Tornato a casa, ripresi gli studi al collegio con i padri e con il gruppo dei miei compagni che erano rimasti in Belgio o vi erano rientrati sani e salvi. L’ultimo anno di scuola, chiamato «Retorica», fu particolarmente ricco e fruttuoso, dal punto di vista sia accademico sia delle relazioni umane. Dovevano seguire anni difficili, che tuttavia sono quelli che formano il carattere e preparano ad affrontare la realtà della vita. Ancora una volta desidero menzionare – poiché l’educazione a casa è ancora più fondamentale di quella a scuola – quanto ricevetti in quegli anni dai miei genitori e dalla mia famiglia. A mio padre sono particolarmente grato per il senso di eccellenza che ha trasmesso ai figli con l’esempio della sua vita e del suo lavoro, e con le grandi aspettative che ha posto su di noi. A lui devo l’ambizione per la perfezione, che ho cercato di coltivare e che mi è stata di grande aiuto quando sono entrato nella Compagnia di Gesù per seguire l’ideale di sant’Ignazio di ricercare sempre il maggiore servizio e la maggiore gloria di Dio. Le virtù naturali apprese nella giovinezza possono, con la grazia di Dio, trasformarsi in doni soprannaturali. Verso mia madre sono ancora più debitore per il suo profondo amore e affetto personale, la sua preoccupazione per il mio benessere e le speranze che ha nutrito segretamente per il mio futuro.

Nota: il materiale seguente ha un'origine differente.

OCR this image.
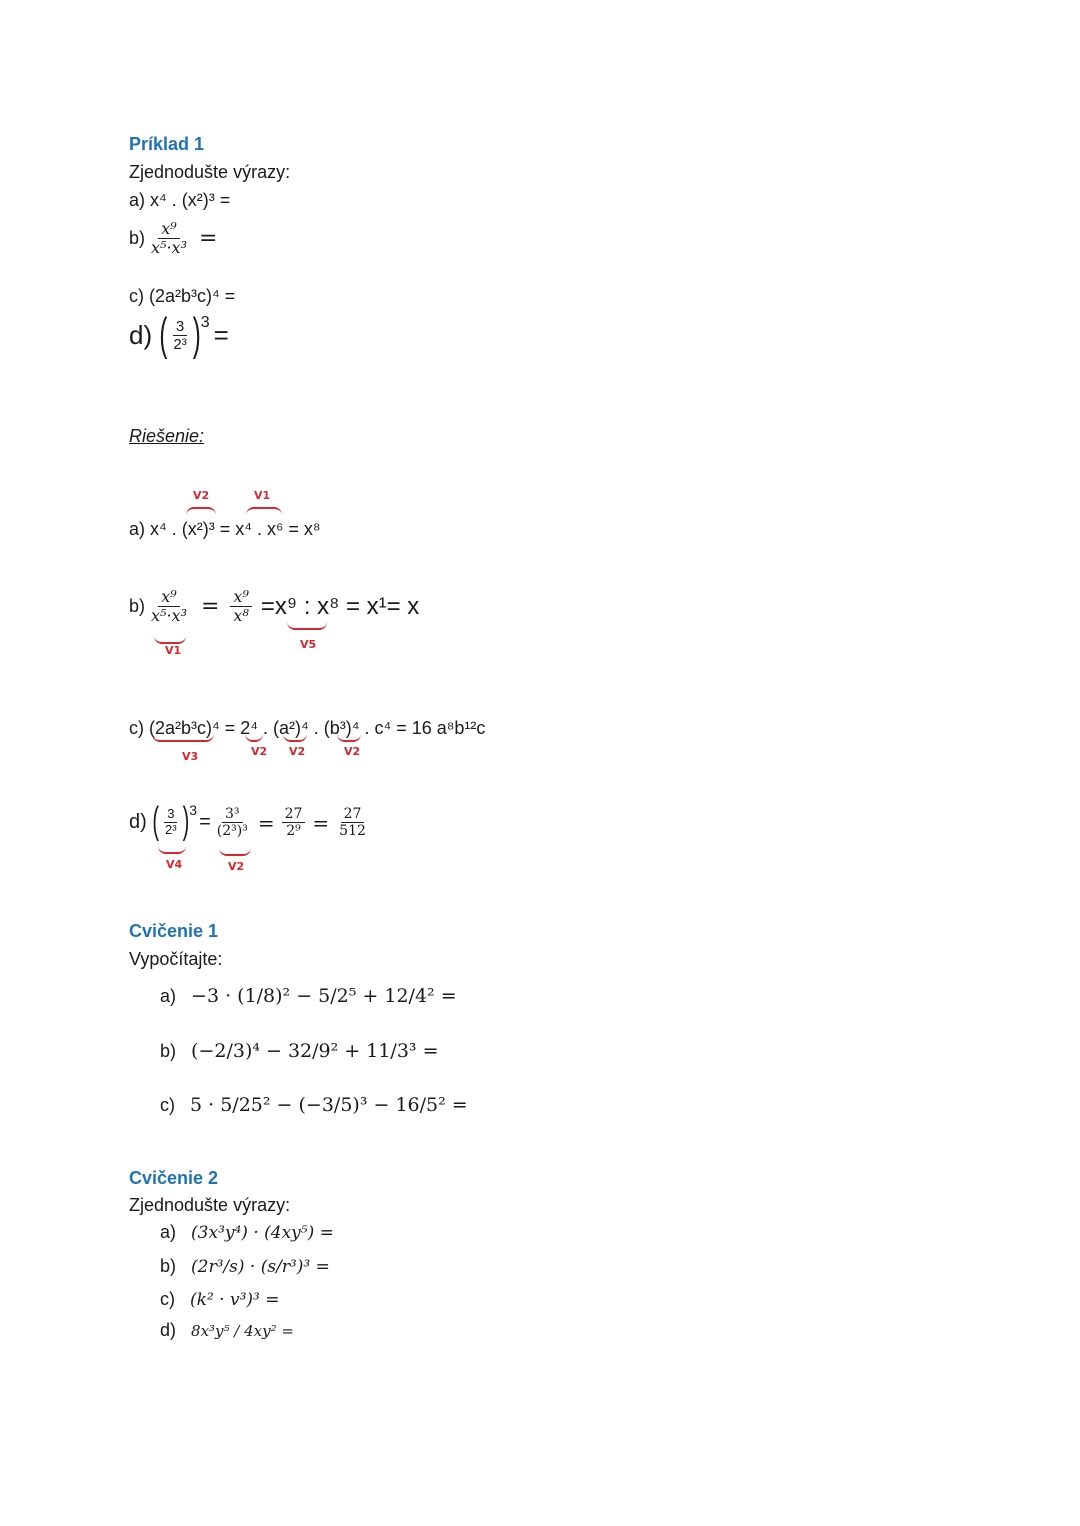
Príklad 1
Zjednodušte výrazy:
a)
x⁴ . (x²)³ =
$b) \frac{\text{x⁹}}{\text{x⁵·x³}}$ =
c) (2a²b³c)⁴ =
d)
( $\frac{3}{\text{2³}}$ ) 3 =
Riešenie:
V2	V1
a) x⁴ . (x²)³ = x⁴ . x⁶ = x⁸
$b) \frac{\text{x⁹}}{\text{x⁵·x³}} = \frac{\text{x⁹}}{\text{x⁸}} =x^9$ : x⁸ = x¹= x
V1	V5
c) (2a²b³c)⁴ = 2⁴ . (a²)⁴ . (b³)⁴ . c⁴ = 16 a⁸b¹²c
V3	V2 V2	V2
d)
( $\frac{3}{\text{2³}}$ ) 3
= $\frac{\text{3³}}{\text{(2³)³}} = \frac{27}{\text{2⁹}} = \frac{27}{512}$
V4	V2
Cvičenie 1
Vypočítajte:
a)
−3 · (1/8)² − 5/2⁵ + 12/4² =
b)
(−2/3)⁴ − 32/9² + 11/3³ =
c)
5 · 5/25² − (−3/5)³ − 16/5² =
Cvičenie 2
Zjednodušte výrazy:
a)
(3x³y⁴) · (4xy⁵) =
b)
(2r³/s) · (s/r³)³ =
c)
(k² · v³)³ =
d)
8x³y⁵ / 4xy² =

Era molto religioso da ragazzo? Quando ha pensato di diventare prete? Che cos’hanno detto i suoi genitori quando ha comunicato loro questa decisione? Perché è entrato nei gesuiti?
Da ragazzo ero pieno di vita e sono rimasto molto attivo per tutto il periodo della crescita. Facevo tanto sport: giocavo a tennis, andavo a nuotare tutti i giorni e percorrevo anche lunghe distanze in bicicletta. Non avevo certamente un temperamento calmo o introspettivo, anzi, ero intraprendente e sempre in movimento. Pertanto non ero particolarmente pio o «religioso», non più di quanto ci si potesse aspettare da un ragazzo nelle mie condizioni. Sin da giovanissimo, però, servivo messa e facevo la comunione ogni giorno. La nostra casa era a soli cinque minuti a piedi dal collegio che frequentavo e dalla chiesa che vi era annessa. Mia madre e io partecipavamo quotidianamente alla messa del mattino alle sette. La mamma dunque partecipava alla messa in cui io servivo uno dei padri. Poi tornavamo a casa insieme e, dopo colazione, uscivo di nuovo per andare a scuola. La distanza da casa al collegio era così breve che potevo partire quando già suonava la campanella per la lezione e arrivare in orario, se camminavo a passo spedito.
Ho ricordato sopra lo stretto contatto che esisteva nel nostro collegio tra i padri e gli studenti: contatto in classe, dove ricevevamo una formazione di qualità, specialmente negli ultimi anni, e sulle questioni più importanti per la vita, come nel corso di religione; ma anche contatto al di fuori della scuola, durante le attività sportive o culturali con i padri nel collegio. Trascorrevamo così parecchie ore svolgendo attività fisiche e culturali in un’atmosfera molto amichevole e virile.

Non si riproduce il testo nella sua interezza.